Even though it may be spitting in the wind, I was moved to respond. I suspect that many readers would share the reaction and thoughts that I conveyed to him:
The last two sentences of the first paragraph in your email are both unsupportable and deeply troubling. They imply a mindset that millions of normal people in America, Europe and around the world suspect pervades our elites: a desire, as opposed to a mere prediction, that at least some of the always controversial, and increasingly justifiably resented, governmental measures allegedly adopted to control the COVID virus become permanent; and more troubling still, a hope that the principle underlying those measures — that government may suspend cherished personal freedoms and constitutional rights by the simple mechanism of declaring an emergency — may become generalized, to be invoked in the future for other unnamed purposes.
No, the pandemic has not "transformed" our lives (see the second to last sentence, your first paragraph). "Transform" is a transitive verb that implies permanency. There is nothing about this pandemic, certainly nothing about the governmental measures taken allegedly to control it, that need to be permanent. Masks, lockdowns, human isolation and mandatory "vaccination," including severe discrimination against the "unvaccinated," can and should all be dispensed with. As with the 1918/19 worldwide flu, which killed a vastly greater percentage of our nation and the world's population than this one, there is no reason completely normal life cannot return once the pandemic no longer presents a crisis — as already now appears to be the case. When someone in your position speaks of "transformation" of, as opposed to a massive and temporary interruption of, normal human life and freedom, the reasonable suspicion arises that that person is expressing desire rather than necessity.
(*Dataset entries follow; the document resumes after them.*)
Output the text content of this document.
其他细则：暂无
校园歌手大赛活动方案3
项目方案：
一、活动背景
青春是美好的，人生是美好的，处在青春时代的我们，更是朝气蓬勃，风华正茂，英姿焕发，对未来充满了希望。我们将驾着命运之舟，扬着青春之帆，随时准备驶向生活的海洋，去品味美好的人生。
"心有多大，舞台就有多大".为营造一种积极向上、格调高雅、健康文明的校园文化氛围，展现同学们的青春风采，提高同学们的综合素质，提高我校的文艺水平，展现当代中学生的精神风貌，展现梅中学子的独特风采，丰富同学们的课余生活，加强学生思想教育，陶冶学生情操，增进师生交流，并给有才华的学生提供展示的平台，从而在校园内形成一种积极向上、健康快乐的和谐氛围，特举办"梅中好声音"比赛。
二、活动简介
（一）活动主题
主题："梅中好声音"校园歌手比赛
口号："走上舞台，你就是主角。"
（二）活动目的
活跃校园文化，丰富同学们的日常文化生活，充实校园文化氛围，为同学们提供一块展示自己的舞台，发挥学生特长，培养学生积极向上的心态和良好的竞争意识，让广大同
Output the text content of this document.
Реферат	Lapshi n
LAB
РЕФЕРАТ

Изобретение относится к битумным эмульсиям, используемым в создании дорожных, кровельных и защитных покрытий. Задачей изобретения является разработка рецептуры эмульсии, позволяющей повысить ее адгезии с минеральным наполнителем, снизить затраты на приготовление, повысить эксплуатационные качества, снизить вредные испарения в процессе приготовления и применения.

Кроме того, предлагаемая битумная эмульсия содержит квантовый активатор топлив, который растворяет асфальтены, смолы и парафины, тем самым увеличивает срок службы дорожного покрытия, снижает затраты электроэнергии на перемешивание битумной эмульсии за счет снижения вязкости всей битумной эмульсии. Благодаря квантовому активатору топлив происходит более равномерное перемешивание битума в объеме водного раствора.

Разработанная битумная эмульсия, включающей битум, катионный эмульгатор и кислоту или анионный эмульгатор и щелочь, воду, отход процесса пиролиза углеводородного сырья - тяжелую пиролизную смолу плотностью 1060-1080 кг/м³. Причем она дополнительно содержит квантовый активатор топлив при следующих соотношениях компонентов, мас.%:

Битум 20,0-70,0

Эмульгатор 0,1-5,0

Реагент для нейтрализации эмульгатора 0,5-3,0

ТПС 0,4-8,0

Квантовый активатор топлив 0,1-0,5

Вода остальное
And no again, it does not "remain to be seen how many of the changes will be permanent," even though to you "the pandemic "has FOREVER (my emphasis) changed the course of many aspects of the lives of people around the world." Indeed, the governmental measures, not the pandemic itself, "has *** changed many aspects of people's lives around the world." I have deliberately omitted the word "forever" from your quoted language, a word that, again, seems to me to express a wish rather than an inevitable fact.
Normal people, that is people who do not share your highly privileged position or the position of other members of Western governmental and other key elites, long intensely for a complete return of normal human life; and they see no reason why anyone should question either the desirability of that wish, or the possibility that it might soon be fulfilled.
Among other things, they long for a world in which the life-affirming pleasure of direct human interaction is not diminished by countenance obscuring face masks; in which children are not forced to suffer serious detriment in their social and educational development by interacting only with friends and teachers whose faces they cannot see; and in which they are not sent the constant message by adults' monomaniacal focus on possible infection that direct human contact is dangerous and therefore that isolation — which we know to be destructive of the human psyche — is preferable to personal interaction. This is but a partial list of the many destructive aspects of "the measures," not of the pandemic itself, that ordinary people in their millions wish to be permanently and completely done with.
None of what has been going on for the last two years needs to be a "transformation" of human life or to become permanent.
Unless persons such as you see some other, unarticulated, utility in that permanency.
I am not holding my breath waiting for a response.